Mudanças na Estrutura do Auxílio
O novo programa representa uma mudança significativa em relação ao antigo modelo, que oferecia auxílio em dinheiro. Agora, a proposta prevê a entrega direta de botijões de gás GLP por meio de revendedores autorizados. O governo estima que cerca de 15,5 milhões de famílias cadastradas no Cadastro Único (CadÚnico) serão beneficiadas com essa iniciativa.
Critérios de Distribuição e Benefícios
De acordo com o texto aprovado, as famílias com duas ou três pessoas poderão receber até quatro botijões de 13 quilos ao longo do ano, enquanto aquelas com quatro ou mais integrantes terão direito a até seis unidades. O programa destina-se a pessoas inscritas no CadÚnico com uma renda mensal per capita de até meio salário mínimo, garantindo assim que o auxílio chegue aos mais necessitados.

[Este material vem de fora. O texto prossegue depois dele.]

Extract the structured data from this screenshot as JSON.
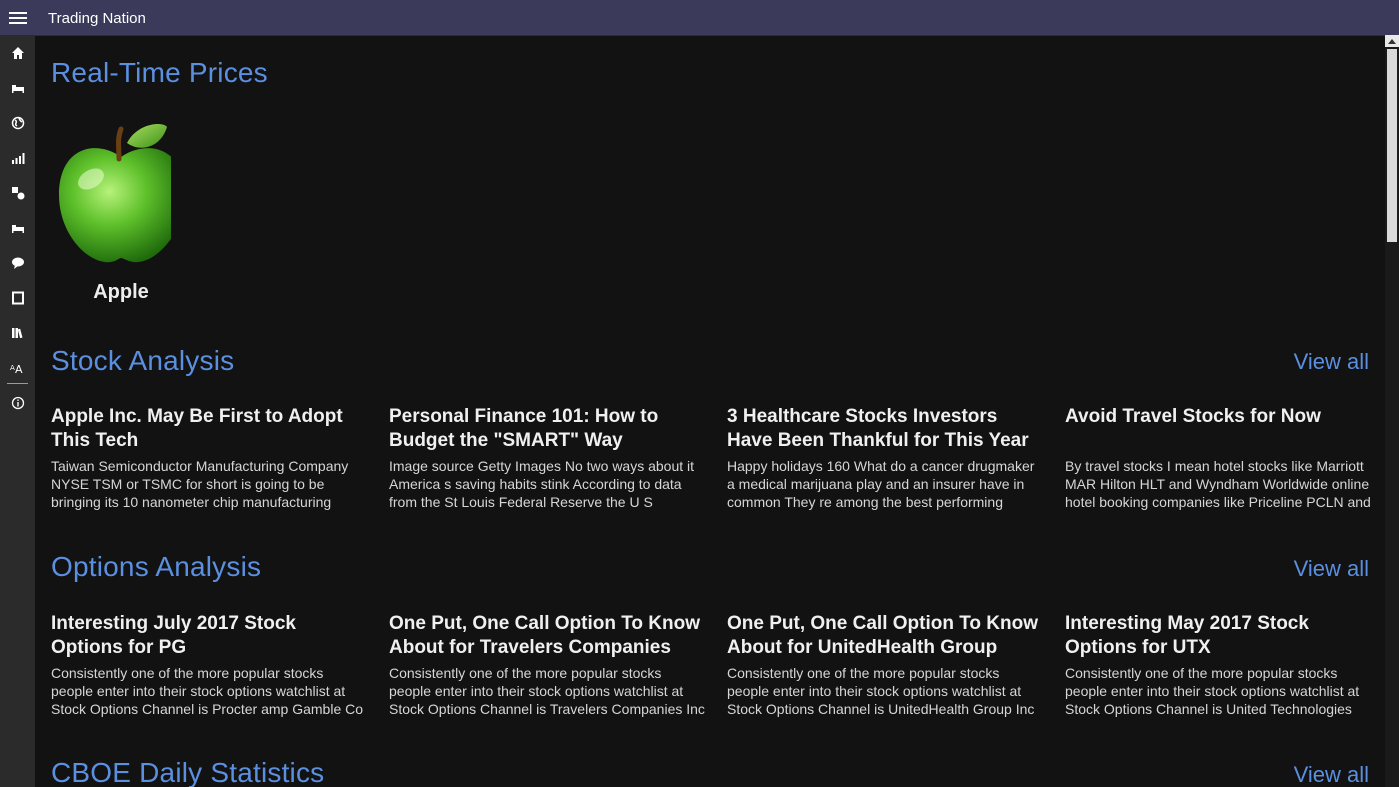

Aspectos Financeiros e Inovações Ambientais
Embora o novo programa priorize a entrega de botijões, ainda existe a possibilidade de repasse financeiro para custear o gás. No entanto, essa opção será restrita a famílias cadastradas no CadÚnico a partir de julho de 2026. Para os domicílios que incluem beneficiários do Benefício de Prestação Continuada (BPC), o pagamento será direcionado ao titular do benefício ou ao responsável legal. Além disso, o texto introduz uma nova modalidade voltada para a instalação de sistemas de cocção de baixa emissão de carbono, como fogões adaptados e biodigestores, especialmente em áreas rurais.
Critérios de Prioridade para Atendimento
O programa também estabelece critérios de prioridade para o atendimento, considerando famílias afetadas por desastres naturais, mulheres que enfrentam violência doméstica e que possuem medidas protetivas, além de povos e comunidades tradicionais. Outros fatores incluem a quantidade de moradores no domicílio e a renda per capita, o que visa garantir que o auxílio chegue a quem realmente precisa.
Com essa nova medida, o governo busca não apenas oferecer suporte às famílias de baixa renda, mas também promover uma maior sustentabilidade ambiental, ao incentivar práticas de cocção que reduzam a emissão de carbono. A expectativa é que esse esforço contribua para a melhoria das condições de vida das populações mais vulneráveis do país.